L'apport de MORIER permet de dégager ces concepts par lesquels il érige en facultés maîtresses deux fonctions fondamentales de l'esprit humain. Cette brillante résurgence de la rhétorique vient pointer et combler une étonnante carence de la psychologie scientifique.

Il est à souhaiter que celle-ci ne reste pas plus longtemps aveugle à cette remarquable ouverture.


En résumé :

La comparativité gouverne :
- La similarité qui est un état ou un rapport.
- La sélection qui est l'opération par laquelle l'esprit choisit et discerne les ressemblances et dissemblances. Tous systèmes codés lui sont assujettis.
- La métaphore qui est création de sens par abstraction de caractères communs.

La forme schématisante en est l'
intersection.

La connectivité gouverne :
- La contiguïté qui est un état ou un rapport ;
- La combinaison qui est une opération de composition - décomposition d'une unité fonctionnelle, éventuellement extralinguistique.
- La métonymie qui rend compte, au plan du langage, d'un ensemble compréhensif (parties d'un même ensemble). Elle traduit dans le langage les rapports extralinguistiques.
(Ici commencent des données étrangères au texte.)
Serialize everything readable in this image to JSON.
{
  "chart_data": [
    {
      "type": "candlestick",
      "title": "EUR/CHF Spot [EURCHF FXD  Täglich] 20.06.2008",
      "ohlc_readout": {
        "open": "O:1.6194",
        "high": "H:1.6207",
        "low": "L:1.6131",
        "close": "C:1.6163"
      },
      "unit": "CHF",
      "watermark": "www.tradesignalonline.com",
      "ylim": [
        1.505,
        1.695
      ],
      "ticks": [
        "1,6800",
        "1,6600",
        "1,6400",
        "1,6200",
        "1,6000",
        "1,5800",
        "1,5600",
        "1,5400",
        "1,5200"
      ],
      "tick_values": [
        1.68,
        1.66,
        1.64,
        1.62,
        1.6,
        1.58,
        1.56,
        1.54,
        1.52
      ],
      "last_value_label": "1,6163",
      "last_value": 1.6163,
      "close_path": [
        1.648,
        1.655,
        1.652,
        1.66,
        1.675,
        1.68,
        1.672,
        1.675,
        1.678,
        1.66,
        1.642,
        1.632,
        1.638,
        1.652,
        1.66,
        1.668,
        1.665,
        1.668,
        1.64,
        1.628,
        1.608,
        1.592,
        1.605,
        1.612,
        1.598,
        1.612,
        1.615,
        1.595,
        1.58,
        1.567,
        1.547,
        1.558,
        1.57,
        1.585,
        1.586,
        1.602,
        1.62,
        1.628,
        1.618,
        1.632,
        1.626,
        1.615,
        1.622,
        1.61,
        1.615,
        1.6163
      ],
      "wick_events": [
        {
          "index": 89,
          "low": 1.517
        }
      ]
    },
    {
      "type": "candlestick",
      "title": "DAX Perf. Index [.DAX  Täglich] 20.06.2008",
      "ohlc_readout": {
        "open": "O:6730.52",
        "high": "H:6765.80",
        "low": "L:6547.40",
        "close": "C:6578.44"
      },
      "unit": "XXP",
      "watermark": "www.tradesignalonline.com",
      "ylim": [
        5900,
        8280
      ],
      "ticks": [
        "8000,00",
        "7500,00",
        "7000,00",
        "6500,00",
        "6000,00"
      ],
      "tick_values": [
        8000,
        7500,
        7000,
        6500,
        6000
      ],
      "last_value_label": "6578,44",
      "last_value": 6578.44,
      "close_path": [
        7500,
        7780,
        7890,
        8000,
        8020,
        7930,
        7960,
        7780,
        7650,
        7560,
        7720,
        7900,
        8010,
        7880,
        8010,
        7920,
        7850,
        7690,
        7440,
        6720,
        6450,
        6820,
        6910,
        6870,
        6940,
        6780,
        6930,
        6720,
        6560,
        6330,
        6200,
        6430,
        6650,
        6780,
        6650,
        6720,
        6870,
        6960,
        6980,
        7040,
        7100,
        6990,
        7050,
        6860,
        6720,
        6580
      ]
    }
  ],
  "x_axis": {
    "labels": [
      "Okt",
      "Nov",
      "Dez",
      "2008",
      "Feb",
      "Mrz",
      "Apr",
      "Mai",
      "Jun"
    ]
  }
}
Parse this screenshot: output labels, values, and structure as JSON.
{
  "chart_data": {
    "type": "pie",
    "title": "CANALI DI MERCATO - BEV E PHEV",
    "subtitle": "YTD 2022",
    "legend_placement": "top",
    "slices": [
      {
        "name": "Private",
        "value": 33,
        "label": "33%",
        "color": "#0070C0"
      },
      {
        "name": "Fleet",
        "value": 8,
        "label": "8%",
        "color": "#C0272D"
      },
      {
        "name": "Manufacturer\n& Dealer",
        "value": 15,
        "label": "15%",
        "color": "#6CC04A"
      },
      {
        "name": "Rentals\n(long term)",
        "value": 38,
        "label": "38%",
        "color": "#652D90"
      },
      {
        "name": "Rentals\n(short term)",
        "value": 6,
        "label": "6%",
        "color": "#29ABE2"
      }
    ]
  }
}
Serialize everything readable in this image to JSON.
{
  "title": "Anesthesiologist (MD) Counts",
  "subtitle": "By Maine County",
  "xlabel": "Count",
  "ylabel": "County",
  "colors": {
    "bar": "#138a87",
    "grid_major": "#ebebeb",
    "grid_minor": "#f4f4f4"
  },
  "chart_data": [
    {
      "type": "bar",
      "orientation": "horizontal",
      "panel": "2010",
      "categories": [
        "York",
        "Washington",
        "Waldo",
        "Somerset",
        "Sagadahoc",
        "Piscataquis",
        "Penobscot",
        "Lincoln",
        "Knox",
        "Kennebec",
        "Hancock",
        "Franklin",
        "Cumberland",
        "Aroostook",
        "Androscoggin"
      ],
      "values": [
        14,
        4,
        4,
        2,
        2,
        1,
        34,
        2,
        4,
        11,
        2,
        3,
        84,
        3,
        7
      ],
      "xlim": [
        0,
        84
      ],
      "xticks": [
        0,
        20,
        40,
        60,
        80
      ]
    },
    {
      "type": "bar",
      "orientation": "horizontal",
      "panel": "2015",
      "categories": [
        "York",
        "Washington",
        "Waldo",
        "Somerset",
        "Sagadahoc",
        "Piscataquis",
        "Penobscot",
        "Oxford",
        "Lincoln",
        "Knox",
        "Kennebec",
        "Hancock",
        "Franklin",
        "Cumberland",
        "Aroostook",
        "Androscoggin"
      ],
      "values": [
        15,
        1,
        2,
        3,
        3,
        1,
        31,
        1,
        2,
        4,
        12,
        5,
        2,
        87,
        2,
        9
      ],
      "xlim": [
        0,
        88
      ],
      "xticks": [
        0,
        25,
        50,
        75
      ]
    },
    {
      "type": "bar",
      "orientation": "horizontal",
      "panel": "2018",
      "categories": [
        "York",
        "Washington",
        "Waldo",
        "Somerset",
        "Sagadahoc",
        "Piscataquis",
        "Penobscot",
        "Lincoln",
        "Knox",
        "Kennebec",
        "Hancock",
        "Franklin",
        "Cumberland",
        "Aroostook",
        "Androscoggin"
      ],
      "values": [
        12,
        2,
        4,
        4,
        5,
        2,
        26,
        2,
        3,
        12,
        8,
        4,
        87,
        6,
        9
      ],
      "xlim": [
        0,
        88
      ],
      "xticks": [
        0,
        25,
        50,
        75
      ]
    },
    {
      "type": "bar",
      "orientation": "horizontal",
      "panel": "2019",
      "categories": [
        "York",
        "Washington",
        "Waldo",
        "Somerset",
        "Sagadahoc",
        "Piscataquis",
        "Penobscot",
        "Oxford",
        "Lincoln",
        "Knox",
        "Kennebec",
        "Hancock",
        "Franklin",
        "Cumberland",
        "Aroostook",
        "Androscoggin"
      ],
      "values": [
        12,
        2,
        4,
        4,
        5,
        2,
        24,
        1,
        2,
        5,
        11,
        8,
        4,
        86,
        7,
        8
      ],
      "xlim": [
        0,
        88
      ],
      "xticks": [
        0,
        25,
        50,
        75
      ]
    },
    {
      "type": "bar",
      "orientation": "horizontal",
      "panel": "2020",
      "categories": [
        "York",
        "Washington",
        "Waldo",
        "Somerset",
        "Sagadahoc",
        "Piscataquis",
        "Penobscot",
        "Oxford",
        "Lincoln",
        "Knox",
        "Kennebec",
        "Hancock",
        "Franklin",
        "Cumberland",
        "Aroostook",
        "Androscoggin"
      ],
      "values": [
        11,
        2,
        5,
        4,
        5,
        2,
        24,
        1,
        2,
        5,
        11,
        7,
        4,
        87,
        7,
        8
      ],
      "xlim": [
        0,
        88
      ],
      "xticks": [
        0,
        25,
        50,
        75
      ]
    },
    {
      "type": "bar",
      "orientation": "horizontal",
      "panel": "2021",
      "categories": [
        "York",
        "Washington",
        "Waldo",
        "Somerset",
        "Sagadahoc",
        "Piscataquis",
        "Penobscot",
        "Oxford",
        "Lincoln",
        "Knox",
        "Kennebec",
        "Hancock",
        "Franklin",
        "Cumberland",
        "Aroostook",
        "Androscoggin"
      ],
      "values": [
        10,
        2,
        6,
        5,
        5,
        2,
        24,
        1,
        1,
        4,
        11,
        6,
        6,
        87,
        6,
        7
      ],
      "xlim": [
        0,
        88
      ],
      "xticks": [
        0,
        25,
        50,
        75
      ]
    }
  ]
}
La forme schématisante est la figure d'inclusion

En somme ces deux facultés maîtresses de l'esprit humain gouvernent l'une les rapports d'exclusion et de similarité, l'autre les rapports d'inclusion et de contiguïté.


Code et message, unités linguistiques de différents rangs

On comprend que la voie choisie par Roman Jakobson, lui ait fait pressentir la grande portée des procès dont il saisit et expose les effets. Il relève cette donnée essentielle que la bipolarisation se répète à l'intérieur d'unités linguistiques de différents rangs.

a) Au premier niveau :

"la sélection concerne les entités associées dans le code mais non dans le message donné".

Cette phrase dévoilera plus loin son importance. Le code qui forme la substance communiquée des échanges linguistiques est, en lui-même, et par nature, assujetti aux postulats logiques de la similarité, en opposition au message.

b) Au niveau du signe, on observe que les mots sont constitués de phonèmes sélectionnés et combinés en un tout.

c) Le double caractère se retrouve au niveau d'unités linguistiques élargies, également codées sous contrainte. Ainsi ce sont des règles qui codifient la construction des phrases, qui constituent elles-mêmes le contexte des mots. Ces règles ont la caractéristique d'un code (similarité) et régissent la combinaison des unités signifiantes plus petites.

d) Jakobson perçoit que, au-delà de la phrase, l'énoncé obéit à la même bipolarisation qui le constitue en son sens.

e) Les unités sémantiques réelles ou virtuelles obéissent à des lois comparables qui ne sont plus grammaticales mais d'essence psychosociales. Nous touchons ici au courant de pensée qui relie Jakobson au structuralism
e.

La bipolarisation, étroitement liée au sens, ne contient pas chez cet auteur l'antagonisme qui apparaîtra chez Lucien SEBAG mais il met l'accent mis sur l'importance majeure de la consécution des ordres.